Setelah Ngadegang sekah sebagaimana mestinya, selanjutnya di Pralina (kageseng) dan kembali diwujudkan dengan Ngadegang Puspa Lingga diakhiri dengan Nganyut ke Segara.
Selanjutnya Ngulapin Sang Dewa Pitara untuk dilinggihkan di Pemrajan dan bila sudah waktunya diadakan me-ajar-ajar, barulah dilinggihkan sebagai Dewa Hyang pada sanggah Mrajan Dadia, Pemaksan (Ngwangi) jika diperlukan.
Kajang dan Berbagai Tirta
Semua bentuk Pitra Yadnya patut menggunakan ”kain kajang” selengkapnya sesuai dengan kepatutan masing-masing, juga tirta tunggangdari Bhatara Kawitan/leluhur, juga ketika melakukan Nyekah/Memukur (Atma Wedana) perlu menggunakan Tirta Pingit serta Damar Kurung, agar semakin sempurna prosesi Pitra Yadnya tersebut. Hal yang selalu ada pada Pitra yadnya adalah : Tirta Panembak, Tirta pemanah, Tirta Pengentas, Tirta pambersihan, serta tirta lainnya.

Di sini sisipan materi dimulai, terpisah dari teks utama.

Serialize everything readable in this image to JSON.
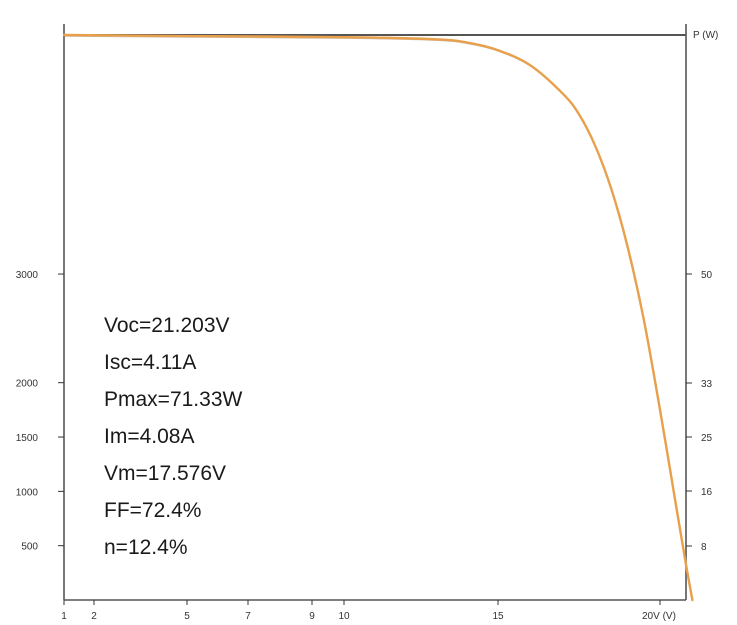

a. Tirta panembak digunakan saat memandikan Layon, tirta ini mengandung makna membersihkan jasad/angga sarira orang yang meninggal dari kotoran-kotoran lahir batin. Toya ini diperoleh pada tengah malam dan mengambilnya pertama dari hilir ke hulu secepat kilat. Saat memandikan mayat, tirta panembak akan dipergunakan dari hulu ke hilir.

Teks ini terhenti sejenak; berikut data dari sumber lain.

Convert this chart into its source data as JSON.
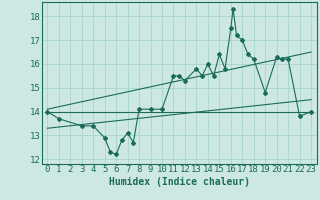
{
  "xlabel": "Humidex (Indice chaleur)",
  "xlim": [
    -0.5,
    23.5
  ],
  "ylim": [
    11.8,
    18.6
  ],
  "xticks": [
    0,
    1,
    2,
    3,
    4,
    5,
    6,
    7,
    8,
    9,
    10,
    11,
    12,
    13,
    14,
    15,
    16,
    17,
    18,
    19,
    20,
    21,
    22,
    23
  ],
  "yticks": [
    12,
    13,
    14,
    15,
    16,
    17,
    18
  ],
  "bg_color": "#cde8e2",
  "grid_color": "#a8d4cc",
  "line_color": "#1a6b5a",
  "main_x": [
    0,
    1,
    3,
    4,
    5,
    5.5,
    6,
    6.5,
    7,
    7.5,
    8,
    9,
    10,
    11,
    11.5,
    12,
    13,
    13.5,
    14,
    14.5,
    15,
    15.5,
    16,
    16.2,
    16.5,
    17,
    17.5,
    18,
    19,
    20,
    20.5,
    21,
    22,
    23
  ],
  "main_y": [
    14.0,
    13.7,
    13.4,
    13.4,
    12.9,
    12.3,
    12.2,
    12.8,
    13.1,
    12.7,
    14.1,
    14.1,
    14.1,
    15.5,
    15.5,
    15.3,
    15.8,
    15.5,
    16.0,
    15.5,
    16.4,
    15.8,
    17.5,
    18.3,
    17.2,
    17.0,
    16.4,
    16.2,
    14.8,
    16.3,
    16.2,
    16.2,
    13.8,
    14.0
  ],
  "line2_x": [
    0,
    23
  ],
  "line2_y": [
    14.1,
    16.5
  ],
  "line3_x": [
    0,
    23
  ],
  "line3_y": [
    13.3,
    14.5
  ],
  "line4_x": [
    0,
    23
  ],
  "line4_y": [
    14.0,
    14.0
  ],
  "xlabel_fontsize": 7,
  "tick_fontsize": 6.5
}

b. Tirta pangelukatan tirta ini mengandung arti bahwa orang yang diabenkan diruwat mala pataka- nya oleh tirta ini.
c. Tirta pamanah . Satu jenis air suci yang diperoleh dari sumber air suci pada waktu upacara ngening. Orang-orang mencari air suci dengan membawa “panah” yang dibuat dan diberikan mantra oleh pendeta. Air suci itu akan dipakai saat jenazah dimandikan.

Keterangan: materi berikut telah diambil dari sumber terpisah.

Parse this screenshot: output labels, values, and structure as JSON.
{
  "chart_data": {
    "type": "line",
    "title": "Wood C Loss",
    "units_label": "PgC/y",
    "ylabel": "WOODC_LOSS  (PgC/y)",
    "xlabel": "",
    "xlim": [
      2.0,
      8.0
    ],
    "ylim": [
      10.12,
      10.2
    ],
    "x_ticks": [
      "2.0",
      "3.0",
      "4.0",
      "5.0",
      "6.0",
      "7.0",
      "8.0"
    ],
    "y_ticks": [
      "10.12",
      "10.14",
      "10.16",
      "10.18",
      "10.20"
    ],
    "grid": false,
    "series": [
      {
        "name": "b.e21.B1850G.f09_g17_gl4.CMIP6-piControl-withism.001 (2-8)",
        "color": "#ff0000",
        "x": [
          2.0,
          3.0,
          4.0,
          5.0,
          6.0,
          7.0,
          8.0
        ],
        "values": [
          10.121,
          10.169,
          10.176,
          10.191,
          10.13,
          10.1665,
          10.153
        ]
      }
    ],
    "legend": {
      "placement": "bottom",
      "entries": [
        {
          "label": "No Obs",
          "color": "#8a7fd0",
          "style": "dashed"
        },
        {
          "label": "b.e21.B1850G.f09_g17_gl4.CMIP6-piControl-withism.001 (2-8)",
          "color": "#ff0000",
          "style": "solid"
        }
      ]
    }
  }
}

d. Tirta pangentas . Kata pangentas berasal dari tas yang berarti putus. Dalam upacara Pitra Yadnya ada istilah tiuk pangentas yang artinya pisau untuk memutuskan tali pengikat gulungan jenazah. Tirta pangentasmerupakan air suci yang dibuat dengan mantra sulinggih sang pamuput , bertujuan memutuskan ikatan purusa dengan prakerti sang mati guna dikembalikan kepada sumbernya masing-masing. Pada pelaksanaan Pitra Yadnya yang besar, tali pengikat purusa dan prakerti dilukiskan sebagai naga banda yang berarti naga pengikat. Dalam lontar Tutur Suksma ada disebutkan bahwa yang dimaksud naga adalah bayu atau energi yang muncul sebagai akibat menyatunya purusa dan prakerti . Tanpa tirtapangentas itu, ikatan purusa dengan prakerti tak akan bisa diputuskan. Bagi orang-orang yogin, mereka telah dapat memutuskan sendiri ikatan dengan kekuatan yoganya sehingga mereka bisa melakukan moksa angga . DalamYoga Kundalini dikemukakan, apabila yoganya telah mencapai titik kulminasi maka akan muncul panas dan dari panas inilah muncul api yang membakarstula –nya. Itu sebabnya, tirta pangentas sangat prinsipil kehadirannya dalam upacara Pitra Yadnya.